Professor Crain Soudien
School of Education, University of Cape Town
President, World Council of Comparative Education Societies
 
Chair: Dr Yang Rui
 

The purpose of this presentation is to make the argument that deep forms of education as processes involving self-reflection present the world with the only opportunity it has for managing the real challenges that have come with globalisation. The seminar will argue that globalisation simultaneously creates new possibilities for development while reconfiguring old forms of disadvantage. Central to its unfolding are complex contradictions in which possibility and challenge are in constant articulation. This articulation, against the context of the nation, the region and the globe, takes distinct forms in different parts of the world. The seminar will make the argument that much of the education we provide in many parts of the world is not equal to the challenge constituted by this articulation. The dominant approach in most countries is to move towards an instrumental form of education that emphasises particular kinds of skills and not others. Instrumentality, it will be argued, downplays the classic objectives of modern education. It places emphasis on narrow forms of individualism and weakens the opportunity and indeed necessity for individuals to imagine themselves as citizens of communities that are wider than those of their immediate contexts. In light of this, at the higher education level in particular, comparative education, as a field of engagement with difference, is as relevant as it has ever been.
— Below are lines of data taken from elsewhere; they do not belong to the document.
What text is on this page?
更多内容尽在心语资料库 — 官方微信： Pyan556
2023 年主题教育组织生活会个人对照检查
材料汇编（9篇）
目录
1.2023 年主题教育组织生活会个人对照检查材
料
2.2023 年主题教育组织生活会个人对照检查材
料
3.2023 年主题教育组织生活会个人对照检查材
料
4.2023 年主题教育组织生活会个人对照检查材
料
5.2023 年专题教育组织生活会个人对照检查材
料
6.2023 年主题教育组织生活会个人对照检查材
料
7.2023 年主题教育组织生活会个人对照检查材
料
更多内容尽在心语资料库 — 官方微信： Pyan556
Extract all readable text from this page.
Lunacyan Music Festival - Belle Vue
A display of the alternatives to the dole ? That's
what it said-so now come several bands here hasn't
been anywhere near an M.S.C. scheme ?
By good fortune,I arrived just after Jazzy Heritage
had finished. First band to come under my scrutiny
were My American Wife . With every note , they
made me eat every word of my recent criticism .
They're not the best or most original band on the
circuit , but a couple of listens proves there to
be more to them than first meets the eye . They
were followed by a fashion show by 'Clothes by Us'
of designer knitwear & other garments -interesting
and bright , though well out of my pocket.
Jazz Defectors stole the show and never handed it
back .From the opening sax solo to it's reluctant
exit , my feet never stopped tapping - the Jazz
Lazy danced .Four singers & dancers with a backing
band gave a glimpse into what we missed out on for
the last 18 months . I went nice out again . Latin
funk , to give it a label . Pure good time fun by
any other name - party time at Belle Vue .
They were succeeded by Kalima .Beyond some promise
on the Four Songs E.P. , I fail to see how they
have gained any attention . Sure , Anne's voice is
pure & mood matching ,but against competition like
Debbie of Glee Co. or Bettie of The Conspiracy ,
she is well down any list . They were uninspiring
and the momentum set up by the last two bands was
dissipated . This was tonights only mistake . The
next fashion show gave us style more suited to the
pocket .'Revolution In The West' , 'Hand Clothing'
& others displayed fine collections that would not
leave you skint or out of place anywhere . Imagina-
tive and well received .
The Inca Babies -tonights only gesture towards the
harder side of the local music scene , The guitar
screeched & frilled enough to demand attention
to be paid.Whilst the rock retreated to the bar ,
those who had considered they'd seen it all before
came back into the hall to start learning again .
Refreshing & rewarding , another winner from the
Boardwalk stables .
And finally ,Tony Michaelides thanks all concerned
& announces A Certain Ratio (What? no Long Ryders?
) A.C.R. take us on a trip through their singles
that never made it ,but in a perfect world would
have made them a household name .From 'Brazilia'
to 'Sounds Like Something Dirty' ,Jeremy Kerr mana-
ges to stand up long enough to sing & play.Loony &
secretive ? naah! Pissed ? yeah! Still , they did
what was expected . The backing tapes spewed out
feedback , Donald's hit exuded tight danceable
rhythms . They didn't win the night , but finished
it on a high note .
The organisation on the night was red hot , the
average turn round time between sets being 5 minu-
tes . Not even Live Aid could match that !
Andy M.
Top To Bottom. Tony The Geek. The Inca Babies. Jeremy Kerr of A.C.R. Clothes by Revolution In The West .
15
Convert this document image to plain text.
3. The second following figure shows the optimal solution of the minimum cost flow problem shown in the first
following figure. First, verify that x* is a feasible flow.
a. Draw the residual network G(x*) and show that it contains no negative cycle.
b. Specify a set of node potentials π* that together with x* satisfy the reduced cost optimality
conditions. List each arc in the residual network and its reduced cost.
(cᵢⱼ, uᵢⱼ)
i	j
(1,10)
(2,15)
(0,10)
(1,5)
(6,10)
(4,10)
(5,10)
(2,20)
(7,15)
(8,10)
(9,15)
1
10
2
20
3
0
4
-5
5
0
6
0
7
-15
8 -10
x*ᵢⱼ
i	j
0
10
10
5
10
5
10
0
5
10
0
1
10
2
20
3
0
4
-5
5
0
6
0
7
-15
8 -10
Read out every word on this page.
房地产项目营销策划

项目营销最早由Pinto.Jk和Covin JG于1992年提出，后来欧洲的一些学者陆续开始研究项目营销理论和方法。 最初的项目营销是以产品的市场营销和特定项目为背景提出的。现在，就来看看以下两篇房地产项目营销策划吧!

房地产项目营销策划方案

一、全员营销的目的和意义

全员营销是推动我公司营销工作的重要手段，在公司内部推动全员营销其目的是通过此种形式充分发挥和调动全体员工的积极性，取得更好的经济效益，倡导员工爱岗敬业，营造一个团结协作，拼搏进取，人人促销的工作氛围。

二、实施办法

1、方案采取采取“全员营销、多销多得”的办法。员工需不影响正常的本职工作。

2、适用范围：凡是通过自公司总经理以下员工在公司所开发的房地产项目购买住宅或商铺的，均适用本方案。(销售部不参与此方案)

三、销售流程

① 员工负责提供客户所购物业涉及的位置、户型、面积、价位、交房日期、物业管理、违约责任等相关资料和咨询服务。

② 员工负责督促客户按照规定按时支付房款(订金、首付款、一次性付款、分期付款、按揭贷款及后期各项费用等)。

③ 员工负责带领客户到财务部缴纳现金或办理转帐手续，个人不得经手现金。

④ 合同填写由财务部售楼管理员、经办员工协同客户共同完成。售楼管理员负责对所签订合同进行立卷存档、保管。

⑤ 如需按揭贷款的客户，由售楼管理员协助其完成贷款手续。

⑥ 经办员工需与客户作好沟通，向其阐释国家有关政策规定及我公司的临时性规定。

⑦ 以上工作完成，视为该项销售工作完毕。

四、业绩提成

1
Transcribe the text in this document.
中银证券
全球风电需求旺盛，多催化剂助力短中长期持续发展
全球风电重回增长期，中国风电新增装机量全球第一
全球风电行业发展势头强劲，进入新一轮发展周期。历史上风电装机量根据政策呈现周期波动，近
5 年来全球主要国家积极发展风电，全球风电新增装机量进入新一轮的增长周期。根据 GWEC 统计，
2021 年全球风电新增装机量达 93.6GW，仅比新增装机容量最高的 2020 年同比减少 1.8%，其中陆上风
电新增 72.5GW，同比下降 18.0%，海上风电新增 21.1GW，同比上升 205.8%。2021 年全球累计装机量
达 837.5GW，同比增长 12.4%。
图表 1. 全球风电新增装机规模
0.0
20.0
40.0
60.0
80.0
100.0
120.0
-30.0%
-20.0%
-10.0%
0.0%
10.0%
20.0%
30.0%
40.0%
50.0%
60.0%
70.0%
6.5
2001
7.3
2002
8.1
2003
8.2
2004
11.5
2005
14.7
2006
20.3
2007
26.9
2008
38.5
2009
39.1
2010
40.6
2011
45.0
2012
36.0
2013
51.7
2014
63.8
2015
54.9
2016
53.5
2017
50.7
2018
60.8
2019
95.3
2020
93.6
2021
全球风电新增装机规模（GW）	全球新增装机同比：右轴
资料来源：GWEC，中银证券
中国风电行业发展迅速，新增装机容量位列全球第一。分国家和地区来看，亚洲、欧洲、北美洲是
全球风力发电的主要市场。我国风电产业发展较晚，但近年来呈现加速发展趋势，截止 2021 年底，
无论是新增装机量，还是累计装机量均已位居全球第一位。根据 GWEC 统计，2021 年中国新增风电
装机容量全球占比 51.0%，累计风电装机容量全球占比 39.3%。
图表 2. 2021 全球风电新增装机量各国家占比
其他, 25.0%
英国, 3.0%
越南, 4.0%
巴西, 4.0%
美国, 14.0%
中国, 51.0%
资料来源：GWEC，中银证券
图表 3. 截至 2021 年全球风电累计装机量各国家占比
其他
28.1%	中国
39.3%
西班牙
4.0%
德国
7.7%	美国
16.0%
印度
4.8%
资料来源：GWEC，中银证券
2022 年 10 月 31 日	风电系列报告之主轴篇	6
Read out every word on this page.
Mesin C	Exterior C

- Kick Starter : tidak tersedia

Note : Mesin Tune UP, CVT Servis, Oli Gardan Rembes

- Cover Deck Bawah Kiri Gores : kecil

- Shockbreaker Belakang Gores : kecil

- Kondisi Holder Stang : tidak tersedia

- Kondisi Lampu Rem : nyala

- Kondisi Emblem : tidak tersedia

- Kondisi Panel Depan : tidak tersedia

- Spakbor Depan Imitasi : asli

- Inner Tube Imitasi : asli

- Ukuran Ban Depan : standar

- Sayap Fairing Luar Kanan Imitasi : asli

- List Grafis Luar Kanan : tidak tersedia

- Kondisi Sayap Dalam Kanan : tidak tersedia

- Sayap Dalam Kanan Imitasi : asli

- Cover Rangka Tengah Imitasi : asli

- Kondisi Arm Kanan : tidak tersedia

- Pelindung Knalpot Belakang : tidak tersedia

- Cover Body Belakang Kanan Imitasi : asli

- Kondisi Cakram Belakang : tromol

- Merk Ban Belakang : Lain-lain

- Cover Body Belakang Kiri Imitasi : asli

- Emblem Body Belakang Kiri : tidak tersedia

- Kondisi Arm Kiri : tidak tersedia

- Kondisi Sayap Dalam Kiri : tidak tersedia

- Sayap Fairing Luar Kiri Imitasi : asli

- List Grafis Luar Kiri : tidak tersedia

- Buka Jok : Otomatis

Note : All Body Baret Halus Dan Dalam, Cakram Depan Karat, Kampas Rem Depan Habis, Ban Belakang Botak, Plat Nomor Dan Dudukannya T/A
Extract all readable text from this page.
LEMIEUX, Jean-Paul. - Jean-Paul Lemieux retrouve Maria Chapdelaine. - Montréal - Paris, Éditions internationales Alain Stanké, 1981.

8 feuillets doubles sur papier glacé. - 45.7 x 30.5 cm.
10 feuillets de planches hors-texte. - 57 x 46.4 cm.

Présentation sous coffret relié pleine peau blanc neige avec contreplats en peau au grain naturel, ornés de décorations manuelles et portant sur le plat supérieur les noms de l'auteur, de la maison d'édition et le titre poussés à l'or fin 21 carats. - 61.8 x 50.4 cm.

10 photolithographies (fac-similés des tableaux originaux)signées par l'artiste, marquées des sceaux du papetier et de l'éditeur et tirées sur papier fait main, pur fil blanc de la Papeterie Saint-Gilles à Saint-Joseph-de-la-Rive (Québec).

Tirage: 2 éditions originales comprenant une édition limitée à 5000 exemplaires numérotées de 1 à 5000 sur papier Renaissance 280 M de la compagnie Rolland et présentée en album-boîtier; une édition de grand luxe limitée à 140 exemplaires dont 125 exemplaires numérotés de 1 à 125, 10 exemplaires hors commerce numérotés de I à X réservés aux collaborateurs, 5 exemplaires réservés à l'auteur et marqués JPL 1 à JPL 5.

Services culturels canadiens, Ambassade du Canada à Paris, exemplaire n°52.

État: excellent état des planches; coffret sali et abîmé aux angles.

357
In preparing teachers, educators and policy-makers who have the responsibility of leading and giving content to educational practice in the wider system, the kind of comparative education that is taught, however, has to be informed by an approach which understands how social processes of inclusion and exclusion work. The seminar will attempt an explanation of what such an approach might look like.

 

Crain Soudien is a Professor in Education and formerly the Director of the School of Education at the University of Cape Town. He teaches in the fields of Sociology and History of Education and has published over 100 articles, reviews, and book chapters in the areas of race, culture, educational policy, comparative education, educational change, public history and popular culture. He is also the co-editor of three books on District Six, Cape Town and another on comparative education and the author of The Making of Youth Identity in Contemporary South Africa: Race, Culture and Schooling and the co-author of Inclusion and Exclusion in South African and Indian Schools. He was educated at the Universities of Cape Town, South Africa and holds a PhD from the State University of New York at Buffalo. He is involved in a number of local, national and international social and cultural organisations and is the Chairperson of the District Six Museum Foundation, President of the World Council of Comparative Education Societies and currently the Chair of a Ministerial Committee on Transformation in Higher Education.